News flash…it’s not Cuba !
We smoke, we buy sell and trade our favorite sticks, we’re in love with everything cigar (at least I am), and here in the US, always chasing the “White Wale”, El Capitan…the Cuban cigar. The romantic thoughts and images, friends and family members bringing a few back from their cruises and trips abroad; chests puffed-up and poked-out as they present them to you, the holy grail of cigars, spoils of their great crusade.
The history of our infatuation with these rolled delights is rooted much closer to our American soil than one might think…most know very well of the pre-embargo availability of Cuban cigars; but how many of us are truly aware that the cigar capitol of the world is (or was) in the United States of America. Confused ? I bet you are, you see boys and girls from Key West, to Tampa FL by way of Cuba is how this thing unfolds. In the 1830s, commercial cigar rolling began in Florida, by Cuban immigrants.
New York cigar manufacturer Samuel Seidenberg (a German immigrant himself), established the first “clear Cuban” cigar factory in Key West in 1867. Using Cuban laborers to roll Cuban tobacco Mr. Seidenberg, pioneered the idea of making authentic Cuban cigars in America, while avoiding the high tariff levied against products from Havana, as well as the trade restrictions imposed by Spain.
There was a strong natural connection between cigar workers in Key West and Havana, and by the early 1890s, 50,000-100,000 people traveled back and forth annually.
(Havana cigar shop Key West FL, )
Cuban cigar makers create a new Florida city
Vicente Martinez Ybor, one of the most significant figures in the history of cigar making in Florida, established a cigar factory in Key West in 1869. Ybor had run a very successful cigar manufacturing business in Cuba, but he fled the country after colonial authorities discovered his connections with revolutionaries.

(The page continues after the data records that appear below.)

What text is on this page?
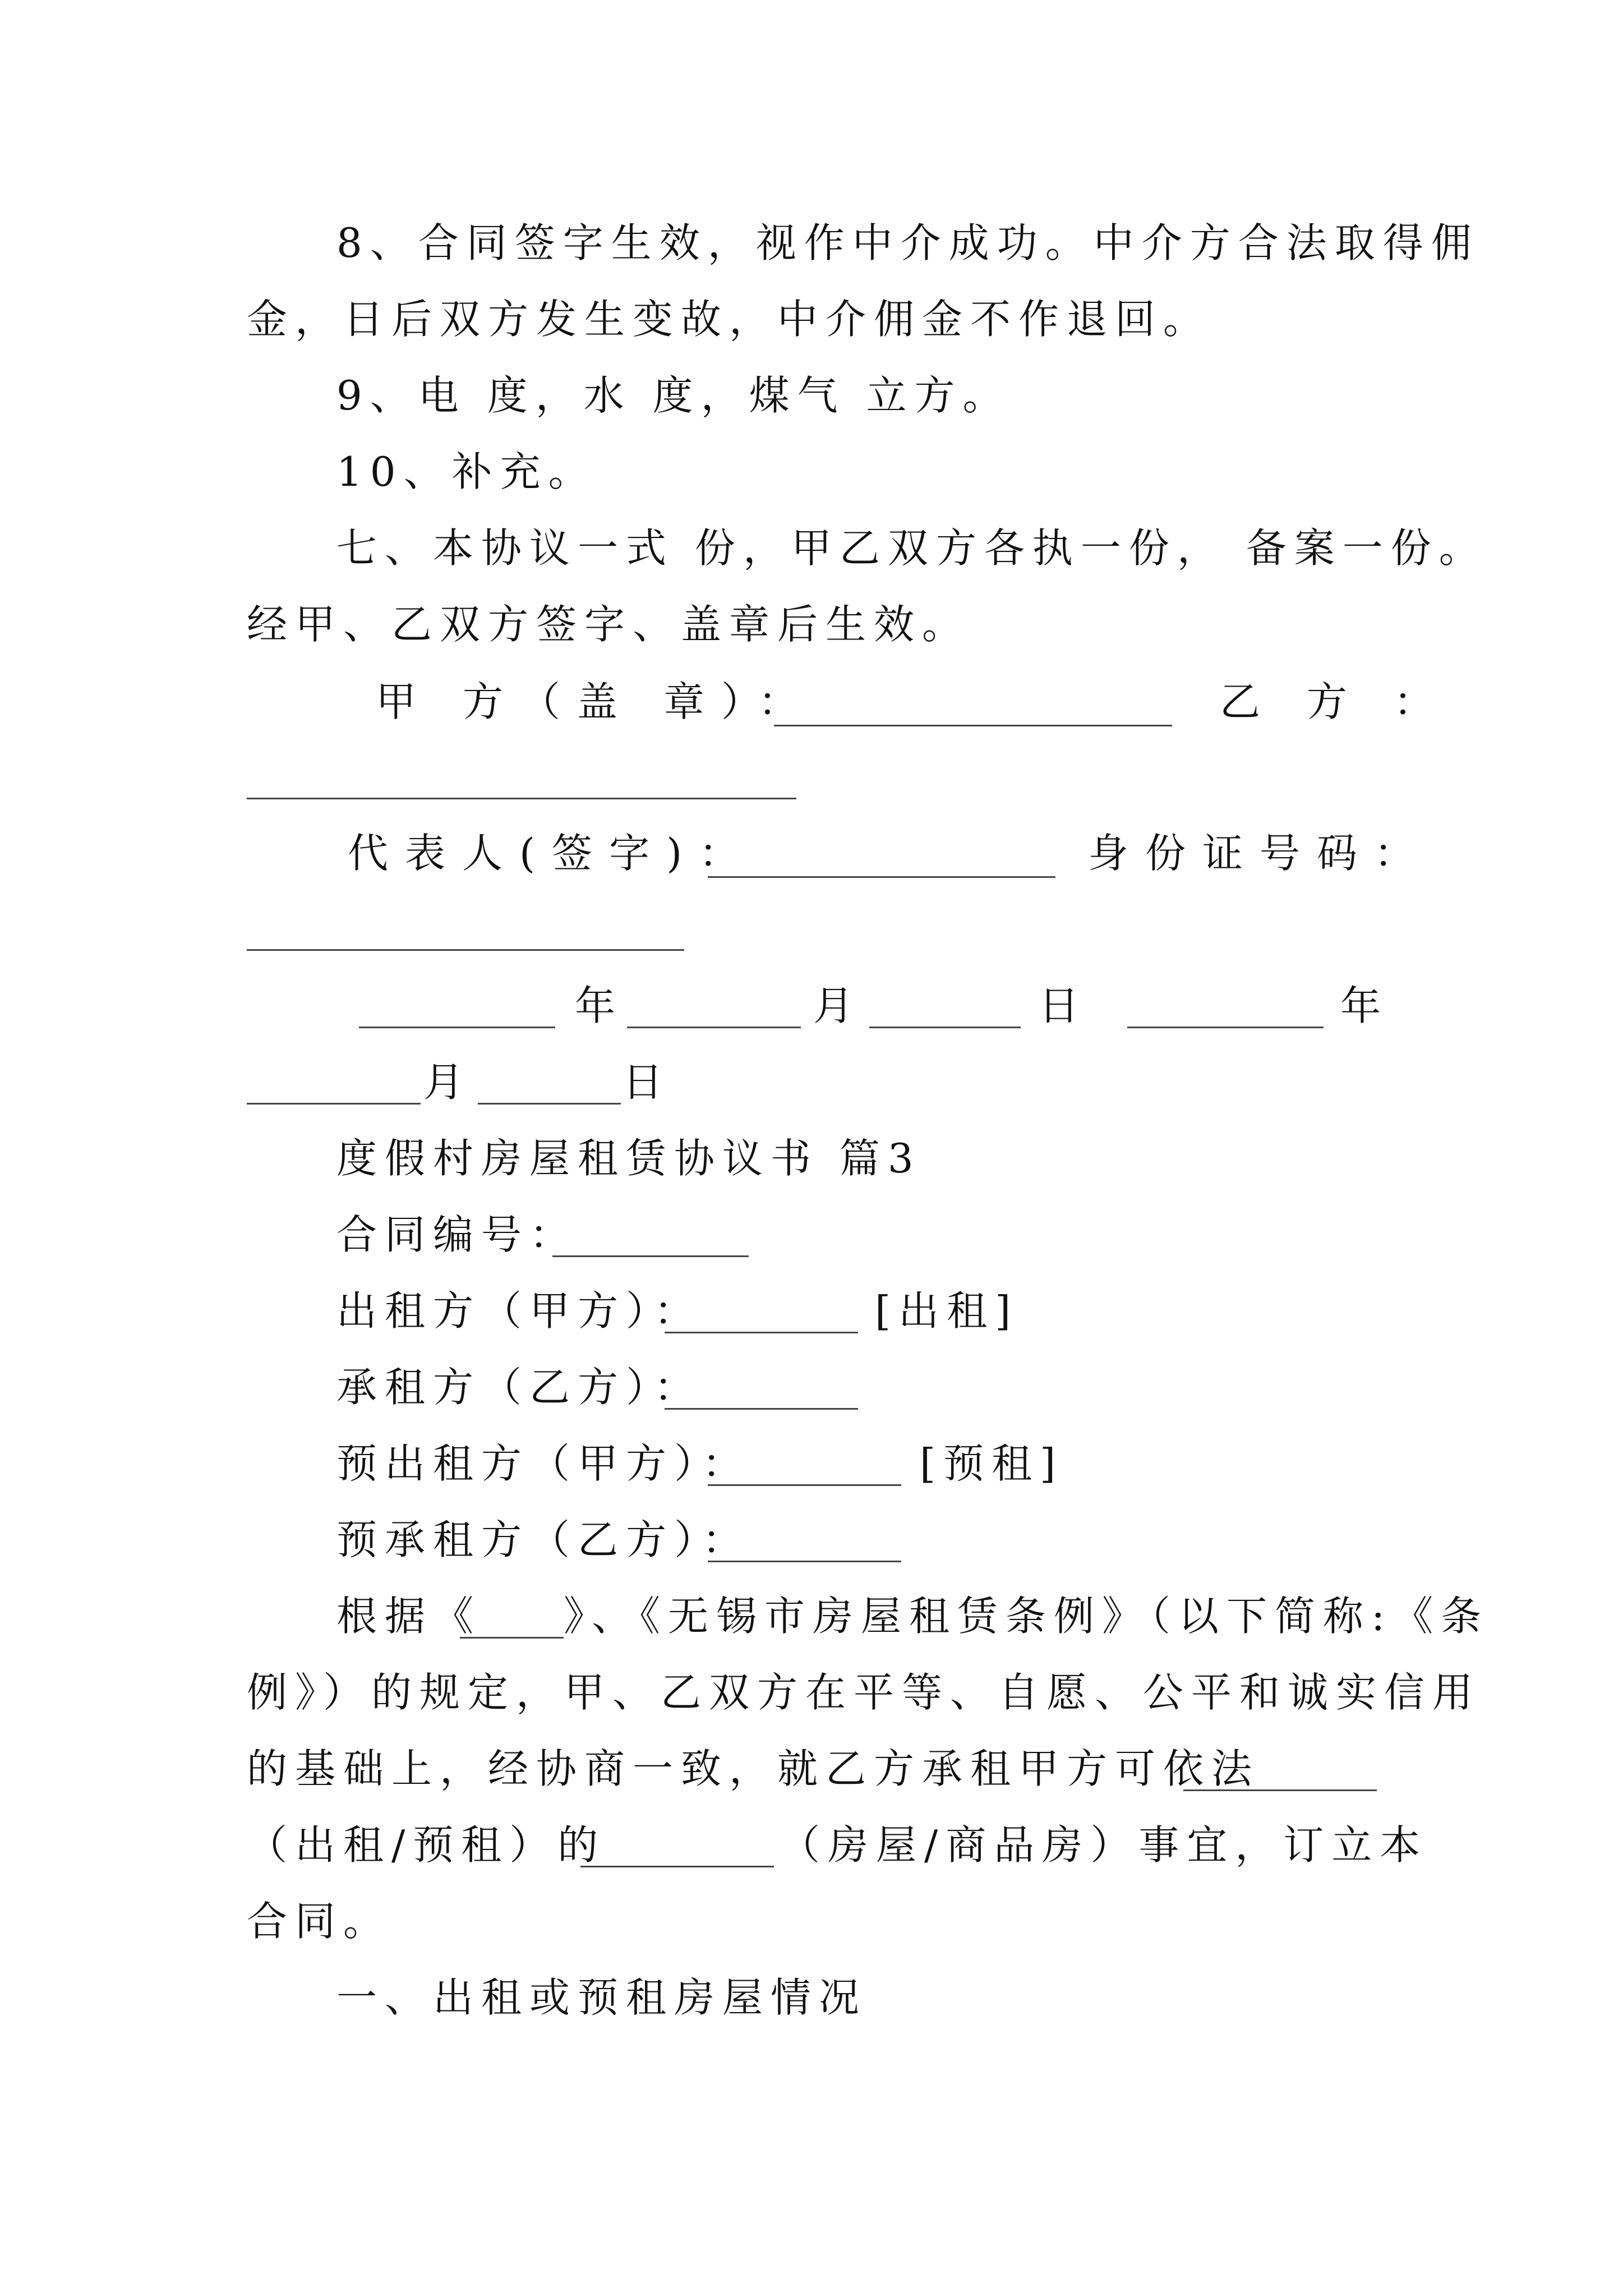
8、合同签字生效，视作中介成功。中介方合法取得佣
金，日后双方发生变故，中介佣金不作退回。
9、电 度，水 度，煤气 立方。
10、补充。
七、本协议一式 份，甲乙双方各执一份， 备案一份。
经甲、乙双方签字、盖章后生效。
甲 方（盖 章）：	乙 方 ：
代表人(签字)：	身份证号码：
年	月	日	年
月	日
度假村房屋租赁协议书 篇3
合同编号：
出租方（甲方）：	[出租]
承租方（乙方）：
预出租方（甲方）：	[预租]
预承租方（乙方）：
根据《 》、《无锡市房屋租赁条例》（以下简称:《条
例》）的规定，甲、乙双方在平等、自愿、公平和诚实信用
的基础上，经协商一致，就乙方承租甲方可依法
（出租/预租）的	（房屋/商品房）事宜，订立本
合同。
一、出租或预租房屋情况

In 1885, he moved his cigar making operation from Key West to Tampa. Steamships could bring tobacco leaves from Cuba for the cigar factories, and Henry Plant’s new railroad connected the small town of Tampa to the rest of the country. The area around the cigar factories grew and became known as Ybor City.
Immigrants came not just from Cuba, but from Italy, Spain, and throughout Eastern Europe and Latin America in search of work. At its height in the 1880s, there were more than 100 factories in Key West. By 1910, there were 150 factories in the Tampa area employing more than 10,000 workers. Of the 50,000 residents of Tampa, 14,000 were Cuban, 7,500 were Spanish, and 1,500 were Italian. (informational facts from Florida Memory)
There is so much more rich and incredible history that belongs to this phenomena:
- Mutual Aid Societies
- Social Clubs
- Paulina Pedroso
- Jose Marti
- The Spanish-American war and Cuban independence
The complete history is available for anyone so inclined to pursue, so I won’t try to capture it here in it’s entirety; but I gotta tell you, as a cigar guy I find this interesting as hell. By 1900 Ybor city was considered the cigar capitol of the world…not Cuba, but a carved out spot in hot-ass Tampa Florida. It was thriving.
For more than 50 years Ybor city shined with approximately 150 cigar factories employing and supporting many workers and families, a small buzzing community built for and around the production of fine cigars had come together in a very meaningful way. Our country had fallen in love with the craftsmanship of fine hand rolled cigars, an art form passed down through families…fathers to sons, mothers to daughters, enjoyed by many a cigar fan during that time.
We the people often times look to push through our accepted norms…this time in a way that would have an unforeseen affect on premium cigars. In 1917, a cigar rolling machine was invented that could roll 4,000 sticks per day, and by 1928 more than 50 % of cigars were made by machines. Ybor city began to slowly decline.
Our appetite for advanced machinery had placed it’s filthy hands around the neck of our home-grown Cuban cigar bonanza while we slept. Mother F***er ! But some things refuse to die; while Ybor city, hasn’t reached it’s previously glory, it has surely refused to disappear.
I have to say that upon learning the real history of the Cuban cigar connection to Ybor city, really fascinated me…but in all of my cigar conversations with friends and foe, I never hear of this rich history. While I’m not of Cuban decent (I was born in Bradenton FL), I’m extremely proud of these facts that link the people, the struggle, the tobacco, the art and passion that made this all possible.
There are many other stories that I will write about in the future that were born in Ybor city; but for now I hope this has educated and entertained the reader. Glad to spend this time you, it’s Friday and a good cigar awaits your arrival; don’t disappoint and enjoy your smoke.